Contre ces obstacles, nous devons nous appuyer sur trois facteurs qui peuvent faire contrepoids, et qui doivent nous permettre, plus tôt dans certains pays, mais à moyen terme dans une série importante de pays, de devenir la force politique principale au sein de la nouvelle avant-garde jeune.

Le premier de ces facteurs, c'est notre supériorité théorique et politique, qui reste plus que jamais notre atout principal. Manifestement, les maoïstes et les spontanéistes ne résistent pas à nos analyses, avec leurs vues dogmatiques et révisionnistes, confuses et pragmatiques, contre lesquelles les événements viennent rapidement s'inscrire en faux.
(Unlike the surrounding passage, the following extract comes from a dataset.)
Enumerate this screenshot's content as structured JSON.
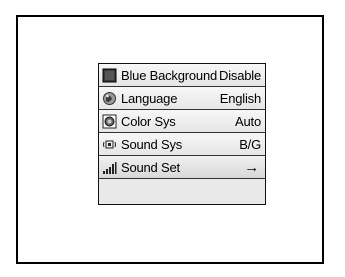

Mais pour que nous puissions exploiter à fond cette supériorité, il faut que nous restions constamment sur le qui-vive, que nous ne croyions pas que la simple défense de l'acquis théorique du trotskysme suffit, que nous abordions franchement tous les phénomènes nouveaux que la réalité plus que jamais complexe, dialectique, contradictoire, du monde d'aujourd'hui produit sans cesse.

Au cours des dernières années, notre mouvement a fait un effort appréciable d'analyse théorique de phénomènes comme le nationalisme noir aux Etats-Unis, les contra-dictions économiques du néo-capitalisme, les problèmes économiques de la période de transition, la sociologie de la révolte estudiantine. Les premiers jalons ont été posés vers l'élaboration d'un programme de transition dans les Etats ouvriers bureaucratique-ment déformés ou dégénérés, d'une, analyse de la « bourgeoisie bureaucratique » et du capitalisme d'Etat dans les pays semi-coloniaux, tandis que s'y ajoutent, à ce congrès, les premiers éléments d'un programme de transition pour les jeunes. Toutes ces questions nécessitent un approfondissement constant, une confrontation avec l'expérience et la pratique, une révision critique par l'apport que peuvent faire les forces neuves qui apparaissent sur l'arène révolutionnaire, telles les forces révolutionnaires de gauche dans les Etats ouvriers, les forces révolutionnaires jeunes dans des pays entraînés dans le tourbillon de la révolution coloniale, les forces jeunes dans les pays impérialistes d'Europe, d'Amérique et d'Asie.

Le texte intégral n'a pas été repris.